Currently conflicting data exist in the literature on the relative EPC number in PAH patients [11, 12]. A number of studies have described a reduction in circulating EPCs in PAH patients when compared with healthy controls [1618], consistent with our data presented herein. However, others have found an elevation [19, 20] or no difference [48] in (CD133+) EPC numbers in PAH patients vs. healthy controls. A possible explanation for this discord in the literature may be attributed to the various methods and cell surface protein markers used to identify, isolate, and quantify the cells, as well as possible differences in patient selection. Secondly, it is possible that “early” (immature) EPCs (CD133+) may be released from the bone marrow as an early adaptive response to pulmonary vascular injury [47]. We speculate that environmental factors such as inflammation [49], sex hormone imbalance [33], insulin resistance [30], and/or dyslipidemia [30, 43] subsequently inhibit the differentiation of the circulating EPCs from “early” to the “late” (mature) EPC (CD31+) phenotype. Such a biphasic EPC response may account for the different findings in patients with IPAH published to date [1620, 48]. Nevertheless, the beneficial role of EPCs in PAH is supported by recent reports on the successful autologous transplantation of CD34+/KDR+ cells that lead to hemodynamic and clinical improvement in children [35] and adults [36] with IPAH.

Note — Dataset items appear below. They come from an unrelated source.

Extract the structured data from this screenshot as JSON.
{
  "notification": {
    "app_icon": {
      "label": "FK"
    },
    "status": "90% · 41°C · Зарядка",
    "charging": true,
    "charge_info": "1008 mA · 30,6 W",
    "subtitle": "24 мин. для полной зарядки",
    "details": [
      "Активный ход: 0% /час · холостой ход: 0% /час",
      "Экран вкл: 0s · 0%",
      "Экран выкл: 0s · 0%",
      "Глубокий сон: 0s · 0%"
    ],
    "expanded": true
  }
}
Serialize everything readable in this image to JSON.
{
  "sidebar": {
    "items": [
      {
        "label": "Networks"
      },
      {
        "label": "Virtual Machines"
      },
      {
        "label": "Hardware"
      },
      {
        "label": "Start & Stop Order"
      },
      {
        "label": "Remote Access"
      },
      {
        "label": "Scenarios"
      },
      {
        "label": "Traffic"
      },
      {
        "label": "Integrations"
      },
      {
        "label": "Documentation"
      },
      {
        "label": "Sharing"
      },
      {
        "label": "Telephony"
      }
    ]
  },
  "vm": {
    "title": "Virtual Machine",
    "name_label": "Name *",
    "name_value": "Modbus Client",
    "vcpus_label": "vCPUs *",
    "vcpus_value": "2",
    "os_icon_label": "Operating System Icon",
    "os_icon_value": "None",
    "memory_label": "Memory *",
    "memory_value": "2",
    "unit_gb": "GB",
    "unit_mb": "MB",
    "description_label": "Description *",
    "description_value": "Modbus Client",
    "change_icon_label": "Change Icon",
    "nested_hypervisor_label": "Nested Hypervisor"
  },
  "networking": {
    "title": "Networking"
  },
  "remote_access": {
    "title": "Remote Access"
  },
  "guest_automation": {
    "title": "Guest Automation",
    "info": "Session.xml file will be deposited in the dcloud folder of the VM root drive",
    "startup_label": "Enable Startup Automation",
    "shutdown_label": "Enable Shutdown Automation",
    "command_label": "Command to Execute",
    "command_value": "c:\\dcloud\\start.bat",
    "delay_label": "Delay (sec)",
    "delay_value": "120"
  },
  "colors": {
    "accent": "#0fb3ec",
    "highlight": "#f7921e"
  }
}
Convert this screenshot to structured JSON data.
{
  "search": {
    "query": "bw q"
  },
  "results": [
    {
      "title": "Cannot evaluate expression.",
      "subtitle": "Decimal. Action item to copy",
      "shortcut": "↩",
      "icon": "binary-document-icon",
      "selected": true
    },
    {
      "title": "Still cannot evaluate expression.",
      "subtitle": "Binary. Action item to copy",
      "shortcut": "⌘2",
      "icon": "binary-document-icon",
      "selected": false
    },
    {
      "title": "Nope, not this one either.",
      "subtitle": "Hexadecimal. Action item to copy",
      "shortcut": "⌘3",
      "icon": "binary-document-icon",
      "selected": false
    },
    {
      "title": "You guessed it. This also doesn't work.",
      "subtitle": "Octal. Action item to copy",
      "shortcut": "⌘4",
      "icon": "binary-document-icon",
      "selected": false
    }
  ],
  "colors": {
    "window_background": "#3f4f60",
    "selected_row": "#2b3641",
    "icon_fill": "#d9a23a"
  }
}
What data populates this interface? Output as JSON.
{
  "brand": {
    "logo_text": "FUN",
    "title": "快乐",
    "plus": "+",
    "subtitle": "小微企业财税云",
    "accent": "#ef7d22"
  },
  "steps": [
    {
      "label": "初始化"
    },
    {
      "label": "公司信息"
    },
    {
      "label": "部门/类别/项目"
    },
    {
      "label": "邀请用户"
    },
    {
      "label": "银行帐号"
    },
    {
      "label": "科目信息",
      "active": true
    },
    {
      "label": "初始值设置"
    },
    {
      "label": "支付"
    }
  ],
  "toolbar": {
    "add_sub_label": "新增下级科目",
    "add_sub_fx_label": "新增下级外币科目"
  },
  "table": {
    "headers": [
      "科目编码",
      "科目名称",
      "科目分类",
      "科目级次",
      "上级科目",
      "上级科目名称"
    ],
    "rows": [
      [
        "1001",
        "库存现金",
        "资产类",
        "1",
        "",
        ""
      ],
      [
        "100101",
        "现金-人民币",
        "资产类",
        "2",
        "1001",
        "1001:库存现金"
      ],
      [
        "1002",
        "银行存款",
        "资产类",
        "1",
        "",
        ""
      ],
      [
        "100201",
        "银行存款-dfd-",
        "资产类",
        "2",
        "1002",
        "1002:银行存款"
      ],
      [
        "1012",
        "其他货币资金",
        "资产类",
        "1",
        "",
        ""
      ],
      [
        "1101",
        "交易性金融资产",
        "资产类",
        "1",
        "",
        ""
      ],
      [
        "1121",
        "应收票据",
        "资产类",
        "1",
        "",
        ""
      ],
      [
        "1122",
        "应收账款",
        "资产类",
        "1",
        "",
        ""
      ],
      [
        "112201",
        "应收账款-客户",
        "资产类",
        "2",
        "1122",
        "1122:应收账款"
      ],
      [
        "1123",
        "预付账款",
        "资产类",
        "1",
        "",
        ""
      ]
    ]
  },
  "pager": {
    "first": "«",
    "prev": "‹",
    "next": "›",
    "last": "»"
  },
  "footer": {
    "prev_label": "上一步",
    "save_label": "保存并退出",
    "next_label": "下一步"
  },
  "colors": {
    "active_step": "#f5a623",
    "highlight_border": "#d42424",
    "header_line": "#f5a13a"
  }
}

In summary, the new EPC capture chip captures a significant percentage of EPCs in a single step, requiring minimal blood volume (200 μL) which is important for pediatric clinical care and small animal research. To the best of our knowledge, this is the first report on the application of a polymeric cell affinity microfluidic diagnostic platform in cardiovascular disease and the first on the validation and clinical application of such a microfluidic device for the analysis of human-circulating EPCs. In addition to patients with idiopathic PAH, those with PAH associated with either connective tissue disease or drug use (appetite suppressants) have about half the number of circulating EPCs relative to healthy, age- and gender-matched controls. Beyond the technical aspects, we found that the clinically relevant number of circulating EPCs (CD34+/KDR+, CD34+/KDR+/CD31+/CD45−) is inversely related to BMI and postmenopausal status in PAH patients. The novel EPC capture chip has the potential to become a practical diagnostic tool in the risk assessment and clinical monitoring of patients with PAH and other cardiopulmonary and neurodegenerative diseases [50] as well as cancer [51], requiring only small blood volumes and no laborious preprocessing steps.